Selain faktor diabetes gestasional, makrosomia juga dapat terjadi akibat obesitas maternal yang akan meningkatkan kadar asam amino dan lipid yang akan merangsang pertumbuhan janin, kehamilan post term, multiparitas, dan faktor genetik yang memengaruhi suplai nutrisi serta growth factor janin.
Keseluruhan proses yang terkenal dengan nama Pedersen’s Hypothesis ini kemudian akan menghasilkan berat badan janin berlebih dengan distribusi lemak subkutan dan viseral yang khas, yaitu terkonsentrasi pada bahu dan tubuh bagian atas. Kondisi ini akan meningkatkan risiko distosia bahu saat proses persalinan.[1-6]
Dampak pada Ibu
Secara patofisiologis, makrosomia pada ibu hamil berkaitan erat dengan resistensi insulin dan hiperglikemia maternal yang meningkatkan transfer glukosa ke janin, sehingga memicu hiperinsulinemia janin dan pertumbuhan berlebih. Kondisi ini meningkatkan beban metabolik maternal dan memperberat disfungsi endotel.

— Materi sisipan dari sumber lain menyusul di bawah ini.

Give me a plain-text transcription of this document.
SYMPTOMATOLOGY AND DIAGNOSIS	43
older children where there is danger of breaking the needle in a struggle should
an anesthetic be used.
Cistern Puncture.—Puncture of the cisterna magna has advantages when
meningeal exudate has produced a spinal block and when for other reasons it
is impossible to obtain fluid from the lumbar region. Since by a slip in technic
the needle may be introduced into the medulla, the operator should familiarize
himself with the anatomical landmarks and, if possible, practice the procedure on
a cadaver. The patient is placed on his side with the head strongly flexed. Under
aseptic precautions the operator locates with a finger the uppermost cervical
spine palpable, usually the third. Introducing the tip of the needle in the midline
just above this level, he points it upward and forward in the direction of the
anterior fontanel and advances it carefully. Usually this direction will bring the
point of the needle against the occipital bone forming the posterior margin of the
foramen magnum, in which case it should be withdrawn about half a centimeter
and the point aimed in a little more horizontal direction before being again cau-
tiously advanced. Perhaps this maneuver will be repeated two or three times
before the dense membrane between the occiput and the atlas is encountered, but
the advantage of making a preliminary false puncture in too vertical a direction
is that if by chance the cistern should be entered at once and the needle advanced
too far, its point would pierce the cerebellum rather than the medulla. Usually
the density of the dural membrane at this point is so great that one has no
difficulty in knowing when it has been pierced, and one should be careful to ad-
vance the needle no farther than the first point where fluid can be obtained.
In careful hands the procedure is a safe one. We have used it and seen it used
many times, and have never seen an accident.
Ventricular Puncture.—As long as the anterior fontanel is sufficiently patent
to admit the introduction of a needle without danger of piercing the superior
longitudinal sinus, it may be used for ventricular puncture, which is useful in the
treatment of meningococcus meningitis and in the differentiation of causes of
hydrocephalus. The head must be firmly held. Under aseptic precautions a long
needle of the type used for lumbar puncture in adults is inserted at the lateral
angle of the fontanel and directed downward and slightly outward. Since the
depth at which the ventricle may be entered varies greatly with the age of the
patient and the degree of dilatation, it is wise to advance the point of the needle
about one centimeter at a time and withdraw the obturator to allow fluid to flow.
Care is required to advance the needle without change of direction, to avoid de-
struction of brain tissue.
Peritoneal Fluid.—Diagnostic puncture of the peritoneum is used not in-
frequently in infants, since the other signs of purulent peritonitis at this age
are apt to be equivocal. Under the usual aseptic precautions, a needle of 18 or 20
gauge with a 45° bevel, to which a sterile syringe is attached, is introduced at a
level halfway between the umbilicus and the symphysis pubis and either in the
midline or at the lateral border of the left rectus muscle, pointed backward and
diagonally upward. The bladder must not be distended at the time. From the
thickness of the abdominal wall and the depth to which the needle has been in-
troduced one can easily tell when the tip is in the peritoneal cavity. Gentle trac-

Ukuran janin yang besar juga menyebabkan peregangan uterus berlebihan, menurunkan kontraktilitas miometrium, dan meningkatkan risiko atonia uteri serta perdarahan postpartum. Selain itu, makrosomia meningkatkan kemungkinan distosia bahu dan trauma jalan lahir yang berujung pada kebutuhan intervensi obstetri invasif seperti seksio sesarea.[1,20]
Dampak pada Janin
Makrosomia tidak hanya menyebabkan pertumbuhan somatik berlebih tetapi juga meningkatkan risiko hipoksia relatif akibat ketidakseimbangan antara kebutuhan oksigen jaringan dan suplai plasenta. Setelah lahir, hiperinsulinemia persisten dapat menyebabkan hipoglikemia neonatus dan hiperbilirubinemia. Ukuran janin yang besar juga meningkatkan risiko trauma lahir, terutama cedera pleksus brakialis dan fraktur klavikula.[1,20]
Dampak pada Orofasial
Makrosomia akibat hiperinsulinemia janin berhubungan dengan hipertrofi jaringan lunak orofasial, termasuk makroglosia dan penebalan otot pipi serta rahang yang memberi ciri wajah khas makrosomik. Penurunan jumlah kelenjar saliva minor menyebabkan sekresi saliva berkurang dan meningkatkan risiko xerostomia, kerusakan mukosa, serta karies.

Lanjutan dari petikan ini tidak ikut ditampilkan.